Keith Powell keith at keithg4jvx.force9.co.uk
Tue Oct 7 19:26:55 UTC 2008


Karl Larsen wrote:
> Keith Powell wrote:
>> Karl Larsen wrote:
>>   
>>> Mark Haney wrote:
>>>     
>>>> Keith Powell wrote:
>>>>       
>>>>> Thank you for your help, Mark.
>>>>>
>>>>> As I have said to Karl, things work properly with Ubuntu on a different 
>>>>> hard drive - even with the new kernel.
>>>>>
>>>>> I'll do as you suggest; put the original Ubuntu drive back and see what 
>>>>> happens when I use the older kernel.
>>>>>
>>>>>         
>>>> I'm curious as to why the system boots fine without the XP drive 
>>>> connected if the drive itself is bad. If the Ubuntu drive is flaky, I 
>>>> should think it would be flaky no matter what else is connected to it.
>>>>
>>>> Hmm, how do you have your IDE drives setup?  Are the Master and slave, 
>>>> or 'Cable Select'?  I'm wondering if the Ubuntu drive is set to cable 
>>>> select and it's getting screwy when the kernel loads somehow.
>>>>
>>>> Personally, I ALWAYS manually set my IDE drives up. I never use Cable 
>>>> Select in any way.
>>>>
>>>>
>>>     Excellent thought Mark. A bad HD setup when you have 2 of them can 
>>> sure cause his problems.
>>>
>>> Karl
>>>     
>> Mark and Karl.
>>
>> I use jumper select with my drives, not cable select. They are 
>> definitely master and slave.
>>
>> Using my spare 40GB hard drive, Ubuntu works with both drives connected. 
>> So I have installed a couple of other distros on it (one at a time). 
>> Linuxmint only works if the XP drive is unplugged (BusyBox message 
>> again). Mandriva works with one or both connected.
>>
>> So I'm going to spend some time doing more tests, putting the main 250GB 
>> hard drive back in and trying Ubuntu again.
>>
>> I'll post the results.
>>
>> Cheers
>>
>> Keith
>>   
>     OK Keith well your sure doing the Hard Drives (HD) properly. It 
> sounds to me like there is something wrong with the 250GB HD. Do this:
> 
>     With the spare HD installed look at your BIOS and see which HD is 
> shown as Master and Slave. Then replace with the 250GB HD and check BIOS 
> again. This HD should be exactly the same, master or slave of the temp HD.
> 
>     If it changes or looks odd it means the 250GB has a problem.
> 
Karl, Mark.

I have solved the problem.

Recapping, the XP drive is plugged and jumpered as the master and the 
Ubuntu the slave.

If I have the master drive plugged in when installing Ubuntu, the 
partitioner correctly recognises the slave as 'sdb'. However, if I have 
the master unplugged, it calls the slave 'sda'. In my 'un-expert' 
opinion, this is in conflict with what it should be.

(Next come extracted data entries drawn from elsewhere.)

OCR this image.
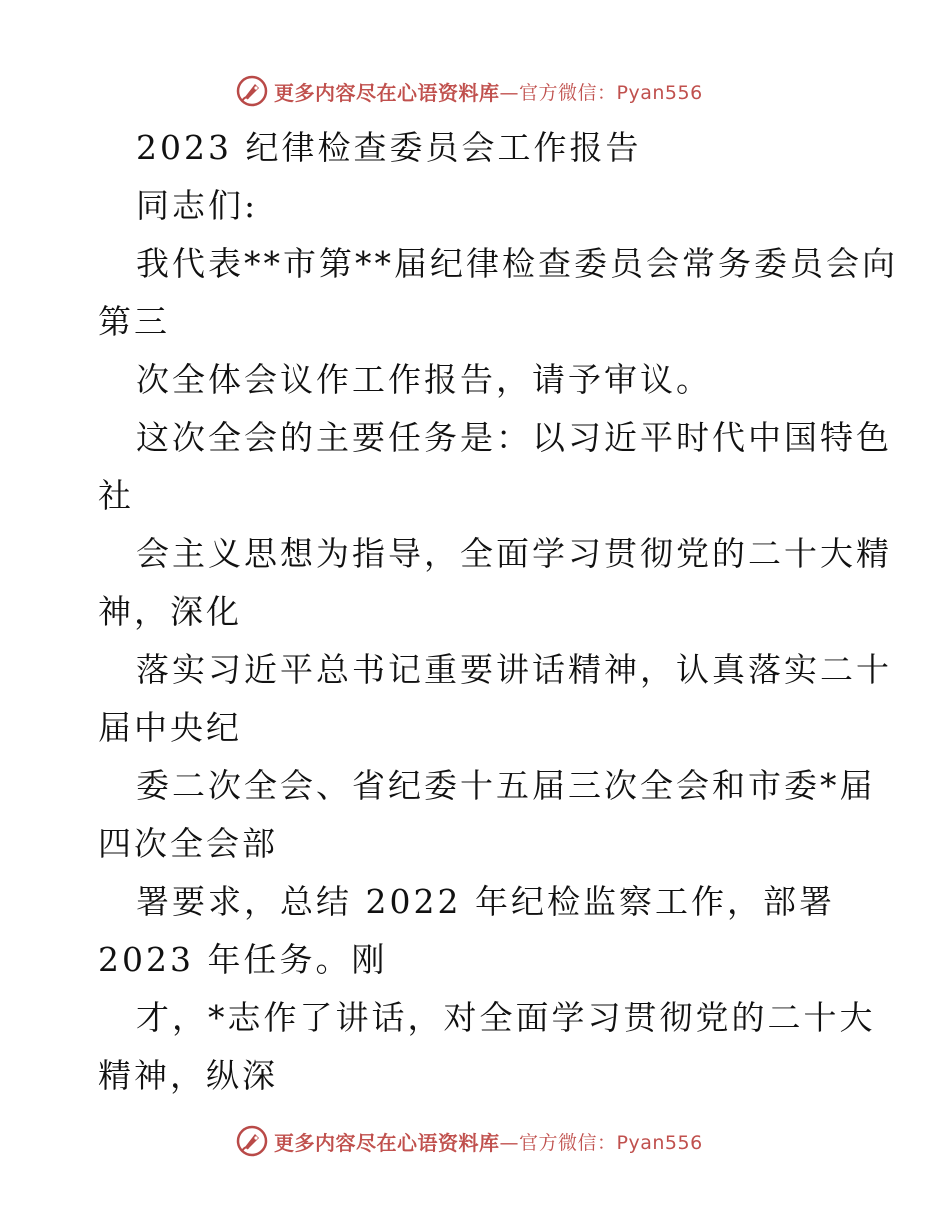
更多内容尽在心语资料库 —官方微信：Pyan556
2023 纪律检查委员会工作报告
同志们:
我代表**市第**届纪律检查委员会常务委员会向
第三
次全体会议作工作报告，请予审议。
这次全会的主要任务是：以习近平时代中国特色
社
会主义思想为指导，全面学习贯彻党的二十大精
神，深化
落实习近平总书记重要讲话精神，认真落实二十
届中央纪
委二次全会、省纪委十五届三次全会和市委*届
四次全会部
署要求，总结 2022 年纪检监察工作，部署
2023 年任务。刚
才，*志作了讲话，对全面学习贯彻党的二十大
精神，纵深
更多内容尽在心语资料库 —官方微信：Pyan556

So, I have installed Ubuntu with the master plugged in and it now works.

I expect, but am guessing here, that I could alternatively have 
installed Ubuntu with the other drive unplugged and edited grub/menu.lst 
to change sda to sdb.

There's just one thing which has happened, which I didn't want. Ubuntu 
appears to have installed its grub onto the XP drive MBR. I want to find 
out how to reinstall the XP MBR and change the Ubuntu one to the sdb drive.

Thank you all for your help. I appreciate it.